С недоумением наблюдал я, что государственность может служит источником высочайшего пафоса даже для столь свободного и свободолюбивого человека, как Моммзен; но истинным талантам старого поколения я многое прощал, как и самому Трейчке40 я прощал его крайний шовинизм за подлинный жар его благородного красноречия. Зато самодовольный и все же ненасыщенный национализм последнего чекана, который кишел и шипел вокруг клубами крупных и мелких змей, был мне отвратителен. По случаю отставки Бисмарка, ознаменовавшей собою «новый курс»41, я написал сонет, где уподоблял молодого императора Фаэтону, самонадеянная дерзость которого должна повлечь за собою мировой пожар и гибель его виновника. Несколько стихотворений из поры моего берлинского студенчества вошли переработанными в мой первый сборник.

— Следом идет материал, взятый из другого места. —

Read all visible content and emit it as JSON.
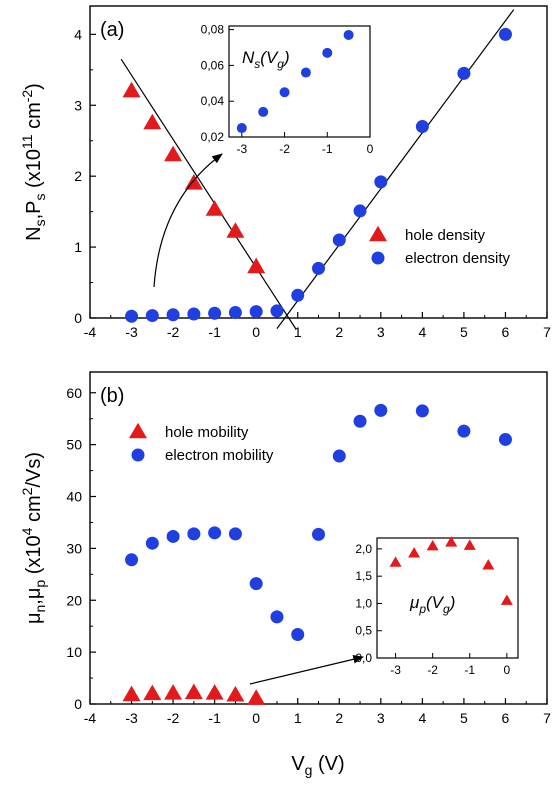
{
  "colors": {
    "hole": "#e31a1c",
    "electron": "#1f3fe0",
    "axis": "#000000"
  },
  "shared_xlabel": {
    "main": "V",
    "sub": "g",
    "unit": " (V)"
  },
  "chart_data": [
    {
      "id": "a",
      "type": "scatter",
      "panel_label": "(a)",
      "ylabel": {
        "p1": "N",
        "s1": "s",
        "p2": ",P",
        "s2": "s",
        "p3": " (x10",
        "sup": "11",
        "p4": " cm",
        "sup2": "-2",
        "p5": ")"
      },
      "xlim": [
        -4,
        7
      ],
      "ylim": [
        0,
        4.4
      ],
      "xticks": [
        -4,
        -3,
        -2,
        -1,
        0,
        1,
        2,
        3,
        4,
        5,
        6,
        7
      ],
      "yticks": [
        0,
        1,
        2,
        3,
        4
      ],
      "legend": {
        "position": "center-right",
        "items": [
          "hole density",
          "electron density"
        ]
      },
      "series": [
        {
          "name": "hole density",
          "marker": "triangle",
          "x": [
            -3,
            -2.5,
            -2,
            -1.5,
            -1,
            -0.5,
            0
          ],
          "y": [
            3.2,
            2.75,
            2.3,
            1.9,
            1.53,
            1.22,
            0.72
          ]
        },
        {
          "name": "electron density",
          "marker": "circle",
          "x": [
            -3,
            -2.5,
            -2,
            -1.5,
            -1,
            -0.5,
            0,
            0.5,
            1,
            1.5,
            2,
            2.5,
            3,
            4,
            5,
            6
          ],
          "y": [
            0.025,
            0.034,
            0.045,
            0.056,
            0.067,
            0.077,
            0.09,
            0.1,
            0.32,
            0.7,
            1.1,
            1.51,
            1.92,
            2.7,
            3.45,
            4.0
          ]
        }
      ],
      "fit_lines": [
        {
          "x": [
            -3.25,
            0.95
          ],
          "y": [
            3.65,
            -0.15
          ]
        },
        {
          "x": [
            0.5,
            6.2
          ],
          "y": [
            -0.15,
            4.35
          ]
        }
      ],
      "inset": {
        "title": {
          "main": "N",
          "sub": "s",
          "rest": "(V",
          "sub2": "g",
          "end": ")"
        },
        "xlim": [
          -3.3,
          0
        ],
        "ylim": [
          0.02,
          0.082
        ],
        "xticks": [
          -3,
          -2,
          -1,
          0
        ],
        "yticks": [
          0.02,
          0.04,
          0.06,
          0.08
        ],
        "ytick_labels": [
          "0,02",
          "0,04",
          "0,06",
          "0,08"
        ],
        "series": [
          {
            "marker": "circle",
            "x": [
              -3,
              -2.5,
              -2,
              -1.5,
              -1,
              -0.5
            ],
            "y": [
              0.025,
              0.034,
              0.045,
              0.056,
              0.067,
              0.077
            ]
          }
        ]
      }
    },
    {
      "id": "b",
      "type": "scatter",
      "panel_label": "(b)",
      "ylabel": {
        "p1": "μ",
        "s1": "n",
        "p2": ",μ",
        "s2": "p",
        "p3": " (x10",
        "sup": "4",
        "p4": " cm",
        "sup2": "2",
        "p5": "/Vs)"
      },
      "xlim": [
        -4,
        7
      ],
      "ylim": [
        0,
        64
      ],
      "xticks": [
        -4,
        -3,
        -2,
        -1,
        0,
        1,
        2,
        3,
        4,
        5,
        6,
        7
      ],
      "yticks": [
        0,
        10,
        20,
        30,
        40,
        50,
        60
      ],
      "legend": {
        "position": "top-left",
        "items": [
          "hole mobility",
          "electron mobility"
        ]
      },
      "series": [
        {
          "name": "hole mobility",
          "marker": "triangle",
          "x": [
            -3,
            -2.5,
            -2,
            -1.5,
            -1,
            -0.5,
            0
          ],
          "y": [
            1.75,
            1.95,
            2.05,
            2.15,
            2.05,
            1.7,
            1.05
          ]
        },
        {
          "name": "electron mobility",
          "marker": "circle",
          "x": [
            -3,
            -2.5,
            -2,
            -1.5,
            -1,
            -0.5,
            0,
            0.5,
            1,
            1.5,
            2,
            2.5,
            3,
            4,
            5,
            6
          ],
          "y": [
            27.8,
            31,
            32.3,
            32.8,
            33,
            32.8,
            23.2,
            16.8,
            13.4,
            32.7,
            47.8,
            54.5,
            56.6,
            56.5,
            52.6,
            51
          ]
        }
      ],
      "inset": {
        "title": {
          "main": "μ",
          "sub": "p",
          "rest": "(V",
          "sub2": "g",
          "end": ")"
        },
        "xlim": [
          -3.5,
          0.3
        ],
        "ylim": [
          0,
          2.2
        ],
        "xticks": [
          -3,
          -2,
          -1,
          0
        ],
        "yticks": [
          0,
          0.5,
          1,
          1.5,
          2
        ],
        "ytick_labels": [
          "0,0",
          "0,5",
          "1,0",
          "1,5",
          "2,0"
        ],
        "series": [
          {
            "marker": "triangle",
            "x": [
              -3,
              -2.5,
              -2,
              -1.5,
              -1,
              -0.5,
              0
            ],
            "y": [
              1.75,
              1.92,
              2.05,
              2.12,
              2.06,
              1.7,
              1.05
            ]
          }
        ]
      }
    }
  ]
}
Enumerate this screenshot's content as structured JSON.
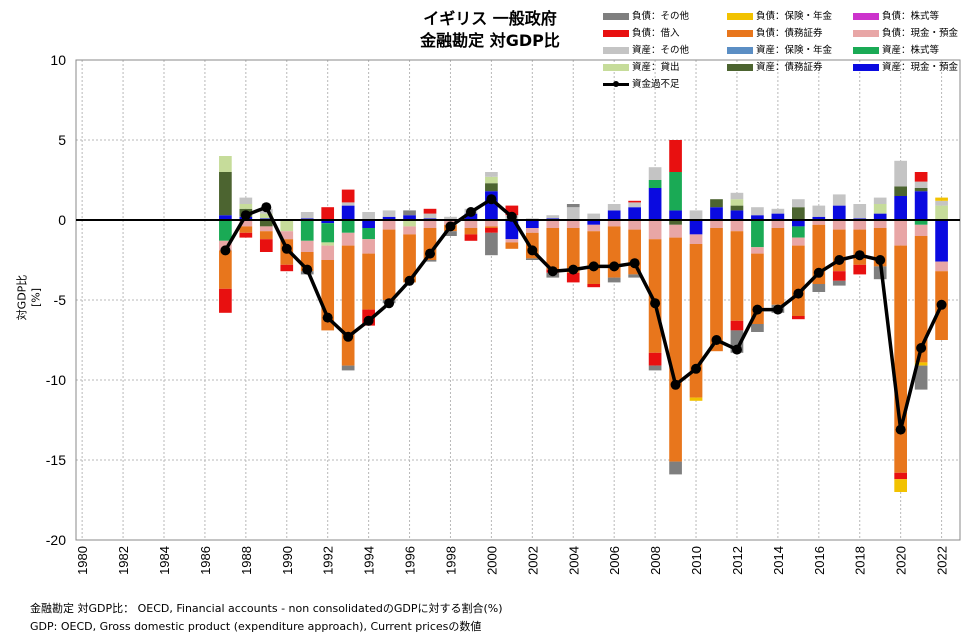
{
  "title_line1": "イギリス 一般政府",
  "title_line2": "金融勘定 対GDP比",
  "ylabel": "対GDP比 [%]",
  "footer_line1": "金融勘定 対GDP比： OECD, Financial accounts - non consolidatedのGDPに対する割合(%)",
  "footer_line2": "GDP: OECD, Gross domestic product (expenditure approach), Current pricesの数値",
  "legend": [
    {
      "label": "負債：その他",
      "color": "#7f7f7f"
    },
    {
      "label": "負債：保険・年金",
      "color": "#f2c200"
    },
    {
      "label": "負債：株式等",
      "color": "#cc33cc"
    },
    {
      "label": "負債：借入",
      "color": "#e81010"
    },
    {
      "label": "負債：債務証券",
      "color": "#e8761c"
    },
    {
      "label": "負債：現金・預金",
      "color": "#e8a6a6"
    },
    {
      "label": "資産：その他",
      "color": "#c4c4c4"
    },
    {
      "label": "資産：保険・年金",
      "color": "#5b8ec4"
    },
    {
      "label": "資産：株式等",
      "color": "#1aaa55"
    },
    {
      "label": "資産：貸出",
      "color": "#c6dc9a"
    },
    {
      "label": "資産：債務証券",
      "color": "#4c6430"
    },
    {
      "label": "資産：現金・預金",
      "color": "#0a0ae0"
    },
    {
      "label": "資金過不足",
      "color": "#000000"
    }
  ],
  "chart_data": {
    "type": "bar",
    "stacked": true,
    "x_ticks": [
      "1980",
      "1982",
      "1984",
      "1986",
      "1988",
      "1990",
      "1992",
      "1994",
      "1996",
      "1998",
      "2000",
      "2002",
      "2004",
      "2006",
      "2008",
      "2010",
      "2012",
      "2014",
      "2016",
      "2018",
      "2020",
      "2022"
    ],
    "ylim": [
      -20,
      10
    ],
    "y_ticks": [
      10,
      5,
      0,
      -5,
      -10,
      -15,
      -20
    ],
    "grid": true,
    "years": [
      1987,
      1988,
      1989,
      1990,
      1991,
      1992,
      1993,
      1994,
      1995,
      1996,
      1997,
      1998,
      1999,
      2000,
      2001,
      2002,
      2003,
      2004,
      2005,
      2006,
      2007,
      2008,
      2009,
      2010,
      2011,
      2012,
      2013,
      2014,
      2015,
      2016,
      2017,
      2018,
      2019,
      2020,
      2021,
      2022
    ],
    "series": [
      {
        "name": "資産：現金・預金",
        "values": [
          0.3,
          0.2,
          0.1,
          0.0,
          0.1,
          -0.2,
          0.9,
          -0.5,
          0.2,
          0.3,
          0.1,
          0.0,
          0.4,
          1.8,
          -1.2,
          -0.5,
          0.1,
          0.0,
          -0.3,
          0.6,
          0.8,
          2.0,
          0.6,
          -0.9,
          0.8,
          0.6,
          0.3,
          0.4,
          -0.4,
          0.2,
          0.9,
          0.1,
          0.4,
          1.5,
          1.8,
          -2.6
        ]
      },
      {
        "name": "資産：債務証券",
        "values": [
          2.7,
          0.5,
          -0.4,
          0.0,
          0.0,
          0.0,
          0.0,
          0.0,
          0.0,
          0.0,
          0.0,
          0.0,
          0.0,
          0.5,
          0.0,
          0.0,
          0.0,
          0.0,
          0.0,
          0.0,
          0.0,
          0.0,
          -0.3,
          0.0,
          0.5,
          0.3,
          0.0,
          0.0,
          0.8,
          0.0,
          0.0,
          0.0,
          0.0,
          0.6,
          0.2,
          0.0
        ]
      },
      {
        "name": "資産：株式等",
        "values": [
          -1.3,
          0.0,
          0.0,
          0.0,
          -1.3,
          -1.2,
          -0.8,
          -0.7,
          0.0,
          0.0,
          0.0,
          0.0,
          0.0,
          0.0,
          0.0,
          0.0,
          0.0,
          0.0,
          0.0,
          0.0,
          0.0,
          0.5,
          2.4,
          0.0,
          0.0,
          0.0,
          -1.7,
          0.0,
          -0.7,
          0.0,
          0.0,
          0.0,
          0.0,
          0.0,
          -0.3,
          0.0
        ]
      },
      {
        "name": "資産：貸出",
        "values": [
          1.0,
          0.3,
          0.3,
          -0.7,
          0.0,
          -0.2,
          0.0,
          0.0,
          0.0,
          -0.4,
          0.0,
          0.0,
          0.0,
          0.4,
          0.0,
          0.0,
          0.0,
          0.0,
          0.0,
          0.0,
          0.0,
          0.0,
          0.0,
          0.0,
          0.0,
          0.4,
          0.0,
          0.0,
          0.0,
          0.0,
          0.0,
          0.0,
          0.6,
          0.0,
          0.0,
          0.9
        ]
      },
      {
        "name": "資産：その他",
        "values": [
          0.0,
          0.4,
          0.3,
          0.0,
          0.4,
          0.0,
          0.2,
          0.5,
          0.4,
          0.0,
          0.3,
          0.2,
          0.3,
          0.3,
          0.3,
          0.1,
          0.2,
          0.8,
          0.4,
          0.4,
          0.3,
          0.8,
          0.0,
          0.6,
          0.0,
          0.4,
          0.5,
          0.3,
          0.5,
          0.7,
          0.7,
          0.9,
          0.4,
          1.6,
          0.4,
          0.3
        ]
      },
      {
        "name": "負債：現金・預金",
        "values": [
          -0.6,
          -0.4,
          -0.3,
          -0.5,
          -0.7,
          -0.9,
          -0.8,
          -0.9,
          -0.6,
          -0.5,
          -0.5,
          -0.3,
          -0.5,
          -0.4,
          -0.2,
          -0.3,
          -0.5,
          -0.5,
          -0.4,
          -0.4,
          -0.6,
          -1.2,
          -0.8,
          -0.6,
          -0.5,
          -0.7,
          -0.4,
          -0.5,
          -0.5,
          -0.3,
          -0.6,
          -0.6,
          -0.5,
          -1.6,
          -0.7,
          -0.6
        ]
      },
      {
        "name": "負債：債務証券",
        "values": [
          -2.4,
          -0.4,
          -0.5,
          -1.6,
          -1.2,
          -4.4,
          -7.5,
          -3.5,
          -4.4,
          -3.0,
          -2.0,
          -0.4,
          -0.4,
          -0.1,
          -0.4,
          -1.6,
          -2.6,
          -2.8,
          -3.3,
          -3.2,
          -2.8,
          -7.1,
          -14.0,
          -9.6,
          -7.7,
          -5.6,
          -4.4,
          -4.8,
          -4.4,
          -3.7,
          -2.6,
          -2.2,
          -2.4,
          -14.2,
          -7.9,
          -4.3
        ]
      },
      {
        "name": "負債：借入",
        "values": [
          -1.5,
          -0.3,
          -0.8,
          -0.4,
          0.0,
          0.8,
          0.8,
          -1.0,
          0.0,
          0.0,
          0.3,
          0.0,
          -0.4,
          -0.3,
          0.6,
          0.0,
          -0.2,
          -0.6,
          -0.2,
          0.0,
          0.1,
          -0.8,
          2.0,
          0.0,
          0.0,
          -0.6,
          0.0,
          0.0,
          -0.2,
          0.0,
          -0.6,
          -0.6,
          0.0,
          -0.4,
          0.6,
          0.0
        ]
      },
      {
        "name": "負債：保険・年金",
        "values": [
          0.0,
          0.0,
          0.0,
          0.0,
          0.0,
          0.0,
          0.0,
          0.0,
          0.0,
          0.0,
          0.0,
          0.0,
          0.0,
          0.0,
          0.0,
          0.0,
          0.0,
          0.0,
          0.0,
          0.0,
          0.0,
          0.0,
          0.0,
          -0.2,
          0.0,
          0.0,
          0.0,
          0.0,
          0.0,
          0.0,
          0.0,
          0.0,
          0.0,
          -0.8,
          -0.2,
          0.2
        ]
      },
      {
        "name": "負債：その他",
        "values": [
          0.0,
          0.0,
          0.0,
          0.0,
          -0.2,
          0.0,
          -0.3,
          0.0,
          -0.2,
          0.3,
          -0.1,
          -0.3,
          0.0,
          -1.4,
          0.0,
          -0.1,
          -0.3,
          0.2,
          0.0,
          -0.3,
          -0.2,
          -0.3,
          -0.8,
          0.0,
          0.0,
          -1.4,
          -0.5,
          -0.5,
          0.0,
          -0.5,
          -0.3,
          0.0,
          -0.8,
          0.0,
          -1.5,
          0.0
        ]
      }
    ],
    "line": {
      "name": "資金過不足",
      "values": [
        -1.9,
        0.3,
        0.8,
        -1.8,
        -3.1,
        -6.1,
        -7.3,
        -6.3,
        -5.2,
        -3.8,
        -2.1,
        -0.4,
        0.5,
        1.3,
        0.2,
        -1.9,
        -3.2,
        -3.1,
        -2.9,
        -2.9,
        -2.7,
        -5.2,
        -10.3,
        -9.3,
        -7.5,
        -8.1,
        -5.6,
        -5.6,
        -4.6,
        -3.3,
        -2.5,
        -2.2,
        -2.5,
        -13.1,
        -8.0,
        -5.3
      ]
    }
  }
}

Отмечу для характеристики внутреннего перелома, которым сопровождалось мое переселение за границу, что в 1889 г., в год парижской всемирной выставки, которую я клеймил, как «юбилей секиры», написал я длинное послание к брату жены о теургической задаче искусства с характеристиками и Гесиода, и древнего синкретизма, и искусства катакомб, и романских церквей, и готического стиля, и Рафаэля, и современного притязательного ничтожества; главная мысль содержалась в следующих строках:

В те дни, как племена, готовя смерть и брани,

Стоят, ополчены, в необозримом стане,

И точат нищие на богача топор,

И всяк — соперник всем, и делит всех раздор,

Когда, как торгаши, тому хотим лишь верить,

Что можем мерою ходячею измерить, —

Христово царствие теперь ли призывать?

Но волен жрец искусств: ему дано воззвать, —

Да прозвучит в ушах и родственно и ново —

Вселенской Общины спасительное слово42.

В 1891 г., отбыв в Берлине девять семестров и напутствуемый наставлениями Гиршфельда тщательно передумать и изложить по латыни свою диссертацию, а также хорошо изучить Лувр, я отправился в Париж с томиками Ницше, о котором начинали говорить. Мы поселились вблизи Национальной Библиотеки у одного chef d’institution и officier d’Académie[2], под руководством которого я в течение почти года ежедневно упражнялся в французской стилистике. Тогда же в первый раз побывал я на короткое время в Англии. В парижской Национальной библиотеке, правильно мною посещаемой, познакомился я с И. М. Гревсом43; за сближением на почве общих занятий римскою историей последовала и душевная дружба. Он властно указал мне ехать в Рим, к которому я считал себя не довольно подготовленным; я по сей день благодарен ему за то, что он победил мое упорное сопротивление, проистекавшее от избытка благоговейных чувств к Вечному городу, со всем тем, что должно было там открыться. Ни с чем не сравнимы были впечатления этой весенней поездки в Италию через долину разлившейся Роны, через Арль, Ним, Оранж с их древними развалинами, через Марсель, Ментону и Геную. После краткого предварительного пребывания в Риме мы пустились в путь дальше, на Неаполь, и объездили Сицилию, после чего надолго сели в Риме, деля всецело жизнь одной простой итальянской семьи, так что на третий год этой жизни могли считать себя до некоторой степени римлянами. Я посещал германский Археологический институт, участвовал вместе с его питомцами («ragazzi Capitolini»[3]) в обходах древностей, думал только о филологии и археологии и медленно перерабатывал заново, углублял и расширял свою диссертацию, но подолгу обессиливал вследствие изнурявшей меня малярии. Жизнь в Риме привела с собою немало новых знакомств с учеными (вспоминаю, какими они были в ту пору, профессоров Айналова, Крашенинникова, М. Н. Сперанского, М. И. Ростовцева, покойных Кирпичникова, Модестова, Редина, Крумбахера, славного Дж. Б. де-Росси) и с художниками (братья Сведомские, Риццони, Нестеров, подвижник катакомб — Рейман)44.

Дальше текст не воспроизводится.